Klose R
Prakt Anaesth. 1978 Apr;13(2):81-90.
Although the successful treatment of critically ill patients often depends on access to the large veins close to the heart, the indications for this procedure should be strictly limited on account of the attendant risks and potential complications. From the large variety of cannulas, catheters and techniques available for this purpose those systems should be chosen that are simple and safe to use. Seldinger's technique is the method of choice for elective puncture under optimum conditions. If the time factor is important, closed complete systems should be employed. Aseptic puncture and nursing technique is essential to prevent the most common late complication-septicaemia. Radiological verification of the siting of the catheter is important. The various access routes to the central veins carry differing success rate and they also vary in respect of the incidence of complications. This should be borne in mind when deciding on a particular technique. On the other hand, the choice also depends on such factors as technical skill of the physician, the quality of nursing and the expected duration of hospital stay.

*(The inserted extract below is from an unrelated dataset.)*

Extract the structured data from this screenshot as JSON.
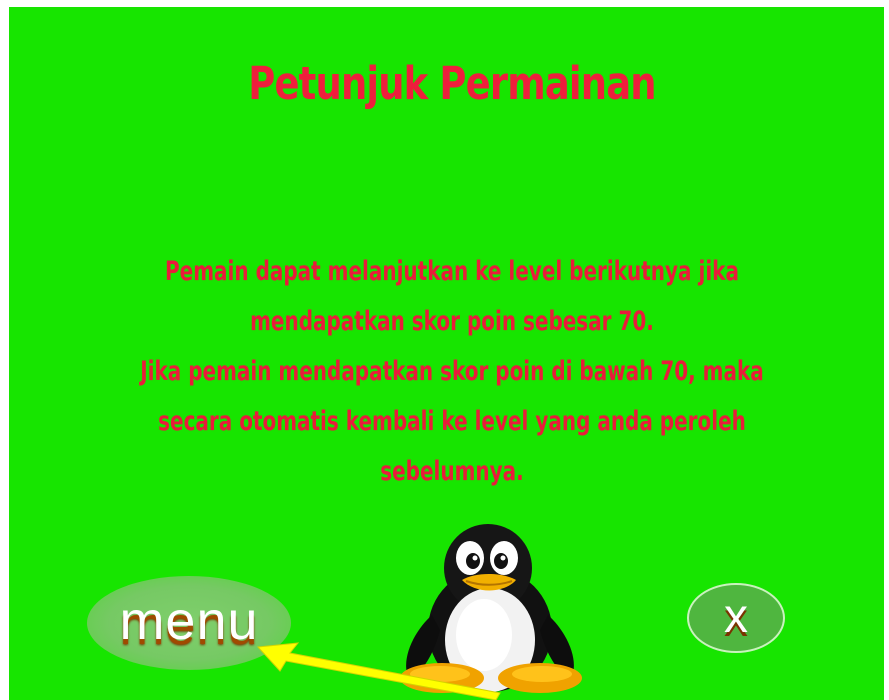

The peripheral veins of the arm are the safest access for the less experienced physician and for short-lasting catheterization; otherwise the internal jugular vein is the preferred site followed by the subclavian vein. Even if the physician prefers a particular access route he should be familiar with all types of technique since critically ill patients are liable to require changes of the catheter. There is no single technique that will cover all contingencies.